Among the species studied, none of the P. aeruginosa or Shigella species in our dataset were predicted to be auxotrophic, despite extensive reports for amino acid auxotrophy across P. aeruginosa strains isolated from cystic fibrosis patients and a predominant niacin auxotrophy in Shigella strains (3, 14). Instead, we found that CEGs were highly conserved. Niche adaptation through small-scale loss-of-function mutations has been observed in strains including P. aeruginosa and Shigella (52–54). This result emphasizes that, in order to study auxotrophy development in host-adapted strains, future efforts should expand our workflow for the prediction of bacterial nutrient requirements (which is currently limited to the identification of genetic lesions at the gene level) to account for smaller-scale deleterious mutations. Here, we do not attempt to predict pseudogenization events, as this would constitute an effort of its own. However, for proof of concept, we demonstrate one such analysis for the well-known case of niacin auxotrophy in Shigella, extending it to all strains in our dataset.

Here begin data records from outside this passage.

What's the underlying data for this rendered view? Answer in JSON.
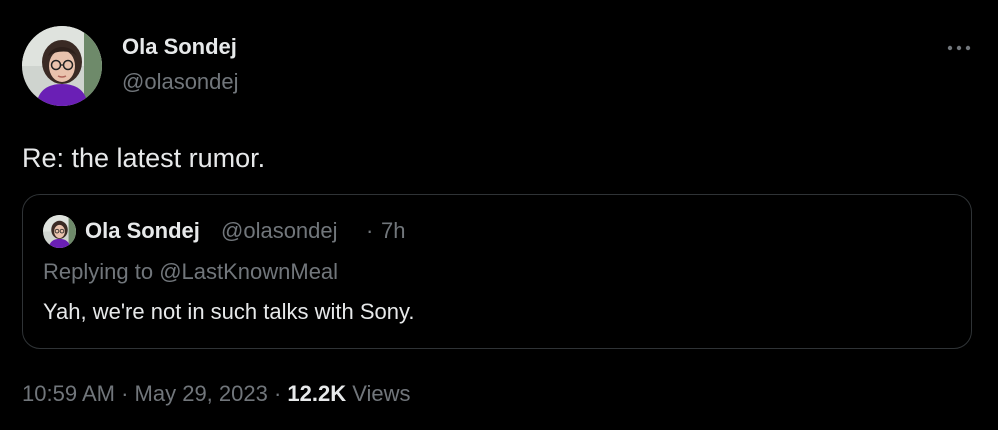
{
  "author": {
    "name": "Ola Sondej",
    "handle": "@olasondej",
    "avatar_icon": "profile-photo"
  },
  "more_icon": "ellipsis-horizontal-icon",
  "tweet": {
    "text": "Re: the latest rumor."
  },
  "quoted_tweet": {
    "name": "Ola Sondej",
    "handle": "@olasondej",
    "separator": "·",
    "time": "7h",
    "replying_prefix": "Replying to ",
    "replying_mention": "@LastKnownMeal",
    "text": "Yah, we're not in such talks with Sony."
  },
  "meta": {
    "time": "10:59 AM",
    "date": "May 29, 2023",
    "separator": "·",
    "views_count": "12.2K",
    "views_label": "Views"
  },
  "colors": {
    "background": "#000000",
    "text_primary": "#e7e9ea",
    "text_secondary": "#71767b",
    "border": "#2f3336",
    "avatar_shirt": "#6a1fb5"
  }
}
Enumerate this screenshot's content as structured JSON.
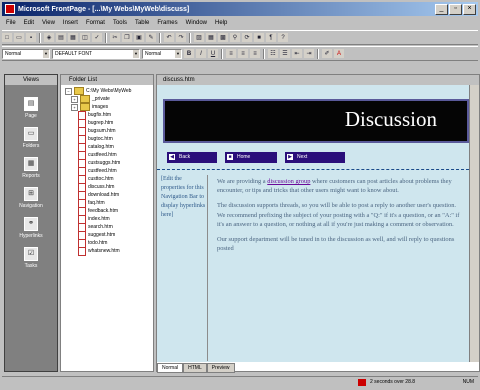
{
  "window": {
    "title": "Microsoft FrontPage - [...\\My Webs\\MyWeb\\discuss]"
  },
  "menu": [
    "File",
    "Edit",
    "View",
    "Insert",
    "Format",
    "Tools",
    "Table",
    "Frames",
    "Window",
    "Help"
  ],
  "toolbar2": {
    "style_value": "Normal",
    "font_value": "DEFAULT FONT",
    "size_value": "Normal"
  },
  "views": {
    "header": "Views",
    "items": [
      "Page",
      "Folders",
      "Reports",
      "Navigation",
      "Hyperlinks",
      "Tasks"
    ],
    "icons": [
      "page-icon",
      "folders-icon",
      "reports-icon",
      "navigation-icon",
      "hyperlinks-icon",
      "tasks-icon"
    ]
  },
  "folders": {
    "header": "Folder List",
    "root": "C:\\My Webs\\MyWeb",
    "items": [
      "_private",
      "images",
      "bugfix.htm",
      "bugrep.htm",
      "bugsum.htm",
      "bugtoc.htm",
      "catalog.htm",
      "custfeed.htm",
      "custsuggs.htm",
      "custfeed.htm",
      "custtoc.htm",
      "discuss.htm",
      "download.htm",
      "faq.htm",
      "feedback.htm",
      "index.htm",
      "search.htm",
      "suggest.htm",
      "todo.htm",
      "whatsnew.htm"
    ]
  },
  "editor": {
    "header": "discuss.htm",
    "banner_title": "Discussion",
    "nav": [
      "Back",
      "Home",
      "Next"
    ],
    "sidebar": "[Edit the properties for this Navigation Bar to display hyperlinks here]",
    "para1_pre": "We are providing a ",
    "para1_link": "discussion group",
    "para1_post": " where customers can post articles about problems they encounter, or tips and tricks that other users might want to know about.",
    "para2": "The discussion supports threads, so you will be able to post a reply to another user's question. We recommend prefixing the subject of your posting with a \"Q:\" if it's a question, or an \"A:\" if it's an answer to a question, or nothing at all if you're just making a comment or observation.",
    "para3": "Our support department will be tuned in to the discussion as well, and will reply to questions posted"
  },
  "tabs": [
    "Normal",
    "HTML",
    "Preview"
  ],
  "status": {
    "text": "2 seconds over 28.8",
    "mode": "NUM"
  }
}
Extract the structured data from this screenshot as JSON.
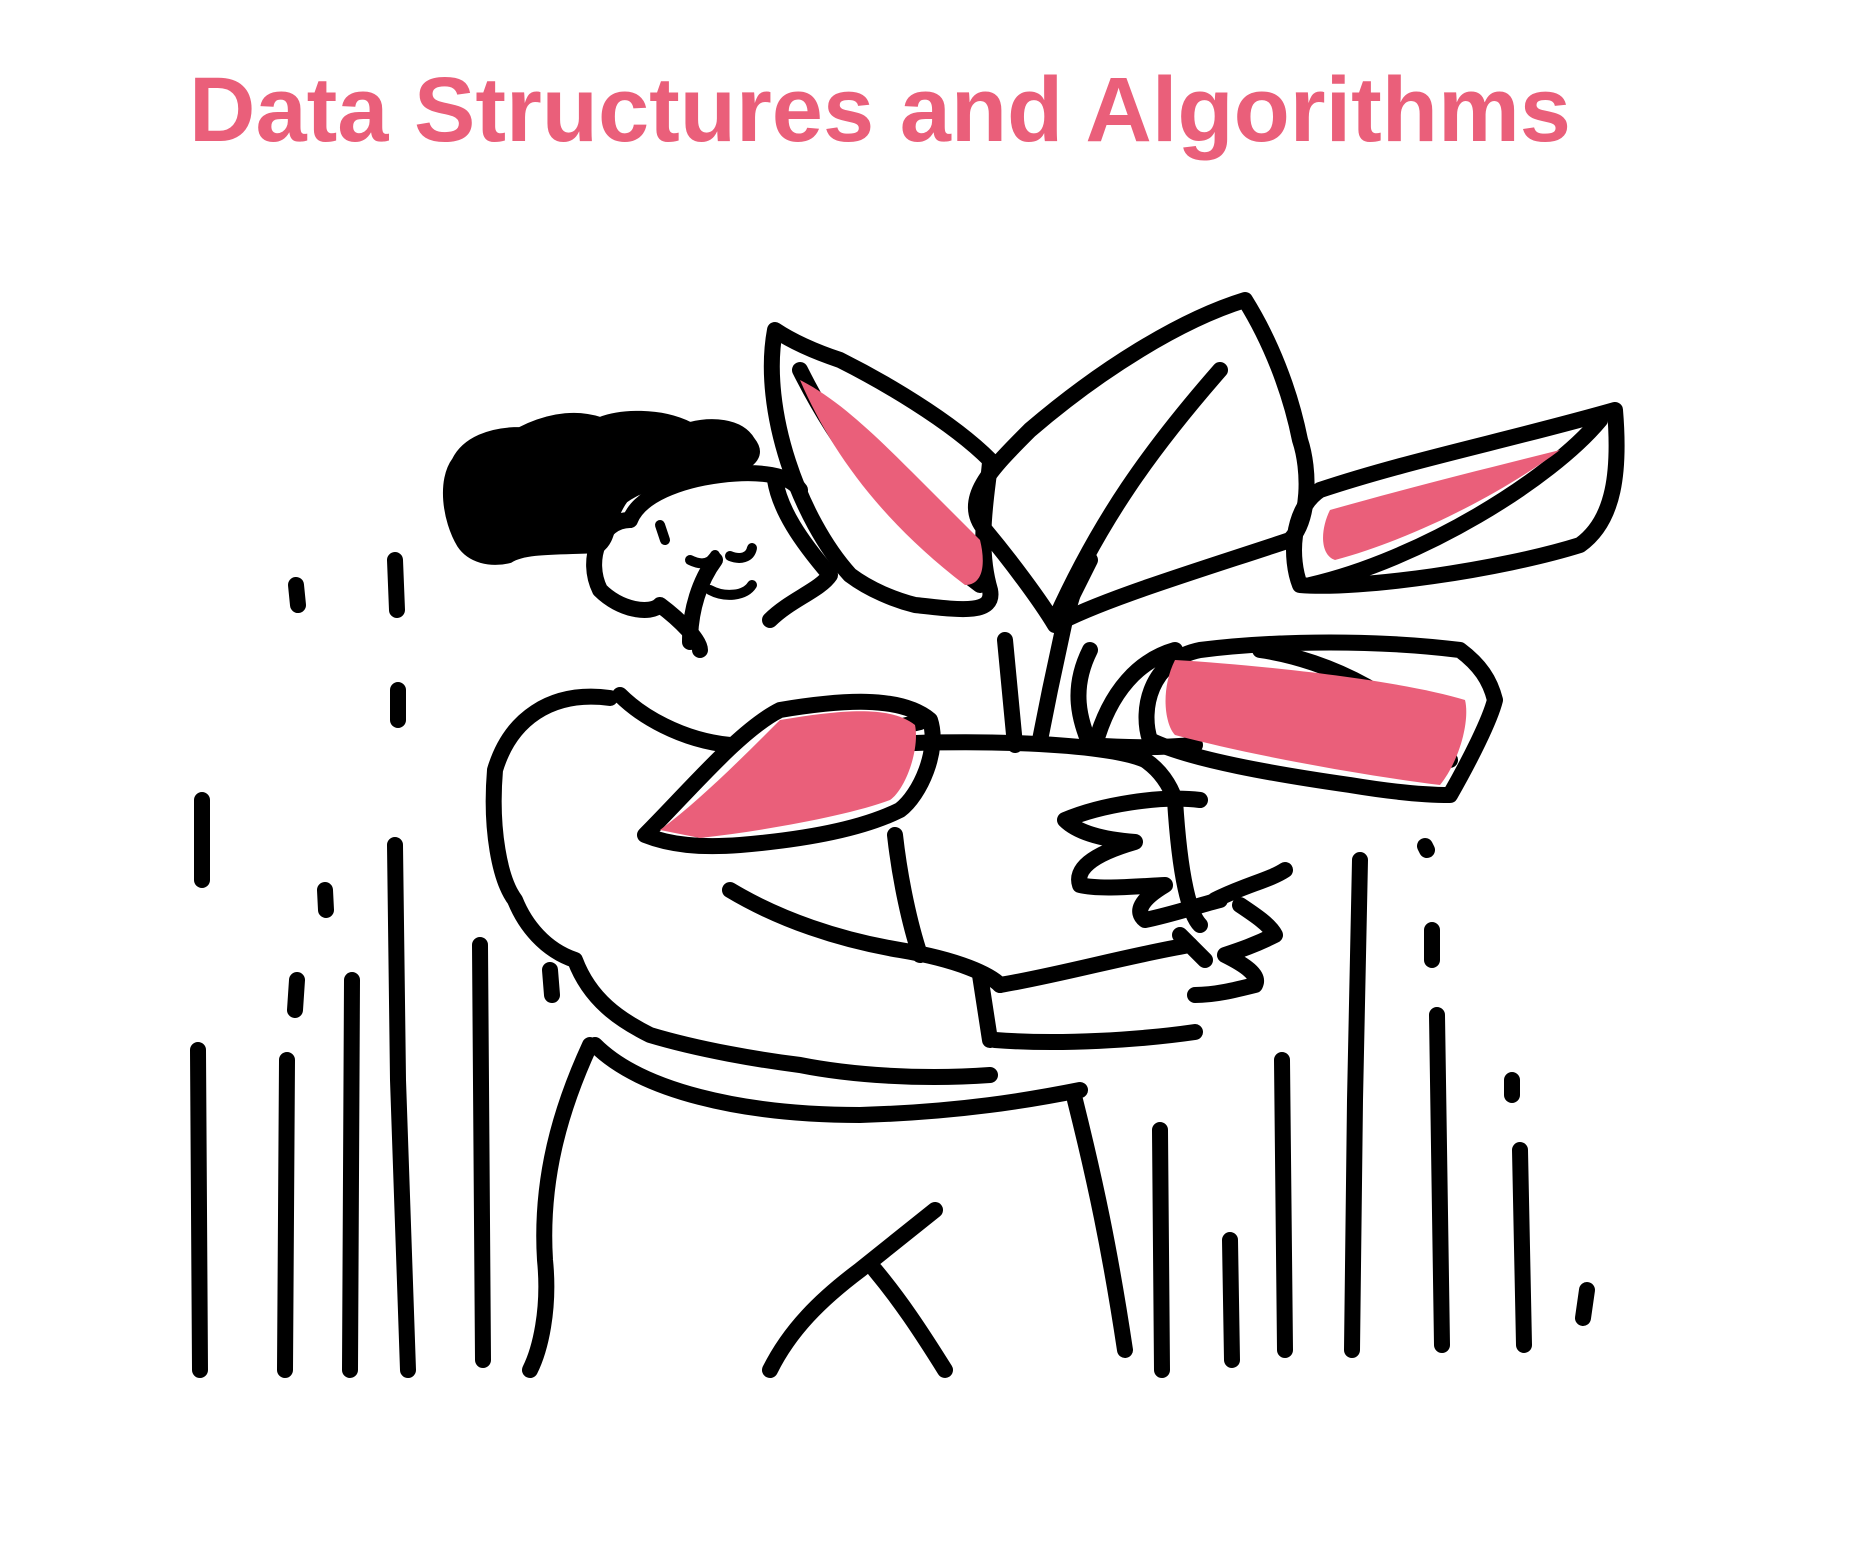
{
  "title": "Data Structures and Algorithms",
  "colors": {
    "accent": "#ea5f7a",
    "ink": "#000000",
    "background": "#ffffff"
  },
  "illustration": {
    "subject": "woman-holding-potted-plant"
  }
}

Causal loss of function mutations in nadB (including A28V, D218N, and G74E) and in nadA (including W299X, P219L, C128Y, C113A, C200A, C297A, and A111V) result in a niacin requirement in natural strains of E. coli, Shigella, and S. enterica (14, 43, 55). We searched our dataset for these mutations and found a total of 71 strains carrying at least one of the validated SNPs and/or an indel or deletion of more than 10 amino acids (which are likely to result in protein structural variations and which we assume to be deleterious) (56, 57). The affected species were Shigella flexneri, S. enterica, Shigella sonnei, E. coli, Shigella dysenteriae, Shigella boydii, Yersinia enterocolitica, Y. pestis, and Yersinia rohdei, and the SNPs found included A111V, C128Y, and P219L (nadA) and A28V and D218N (nadB). (Fig. 5A). Interestingly, subsets of deleterious mutations were restricted to different species. For example, C128Y and A111V mutations were restricted to S. flexneri strains, D218N and P219L were restricted to S. dysenteriae strains, and A28V was restricted to E. coli strains (Dataset S5). While the A111V mutation was initially described in S. enterica serovar Dublin, we only identify it here in strains of S. flexneri (55). Additionally, we observe 16 S. enterica serovar Enteritidis strains to carry large deletions in either nadA or nadB (or both in the case of 5 strains). These results demonstrate that convergent evolution may have led to loss of the nicotinate biosynthesis capability across species. That the deleterious mutations were maintained across descendants indicates that a niacin requirement confers a selective advantage, an observation which is also supported in Amino Acid and Vitamin Auxotrophies Confer a Fitness Advantage In Vivo.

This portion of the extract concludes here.